108 : Pulau Beku

177 31 34
                                    

Menit bergabung menjadi jam. Jam terkopresikan menjadi hari dan hari telah bergulir dengan cepat. Tiga hari waktu yang sudah Erix janjikan, pun telah berakhir. Langit Kota Lindersis – Kerajaan Magnum – yang dulunya cerah, kini terus menurunkan bulir-bulir salju. Bahkan, dunia mengalami krisis suhu hangat sekarang.

Sebagian besar benua mulai membeku. Para penduduk mencoba bertahan hidup dengan sistem perapian di setiap rumah mereka. Makanan mulai langka, membuat para pemimpin wilayah cemas akan hal itu.

Gudang-gudang sudah dikosongkan untuk menyokong hidup para rakyat yang tak tahu harus berbuat apa.

Erix yang tidak terlalu mempermasalahkan urusan makanan, karena ia bisa mendapatkannya dengan mudah dengan menggali es di laut yang membeku, tampak gusar dan keluar penginapan dengan hati yang cemas. Berharap nasib buruk yang ia pikirkan sekarang tidak terjadi, Raka gagal dalam negosiasinya.

"Apa yang harus kita lakukan? Jika begini terus, kita tidak bisa mengadakan festival Malam Ganghan," keluh wanita pemilik penginapan yang merebahkan kepalanya di atas meja kasir. Penghasilannya bahkan turun drastis beberapa minggu terakhir sejak salju turun di musim panas. Mengubah cuaca hangat menjadi beku.

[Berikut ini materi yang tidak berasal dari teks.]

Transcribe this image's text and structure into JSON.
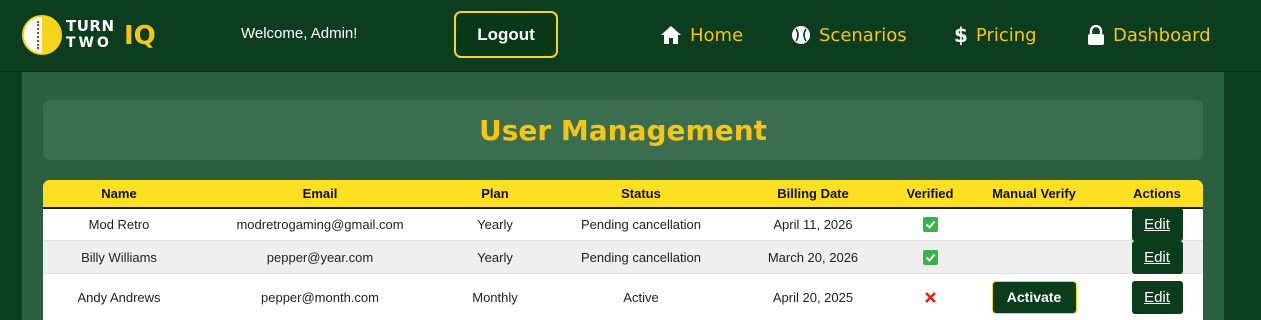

"Dunia sudah berakhir," sahut salah satu penginap yang tampak mabuk dengan secangkir minuman keras di tangannya. "Leavgard sudah kiamat!"

Erix yang mendengar ucapan itu tampak pura-pura tak acuh. Ia meneruskan langkahnya meninggalkan penginapan dan pergi menelusuri kota tersebut.

Sepi dan juga dingin, membuat suasana mencekam. Seperti kota mati ditengah musim dingin.

Erix menenggelamkan tangannya ke saku pada mantel tebal yang ia kenakan sekarang. Melindunginya dari suhu dingin mematikan.

Namun, kegusaran mengalihkan emosinya. Waktu perjanjian telah berakhir dan sekarang adalah gilirannya.

Erix mengeluarkan sayap hitam dari body bag yang secara otomatis terpasang di punggung dan langsung dikepakkan. Tubuh pemuda itu seketika melesat tinggal landas dan terbang membelah langit.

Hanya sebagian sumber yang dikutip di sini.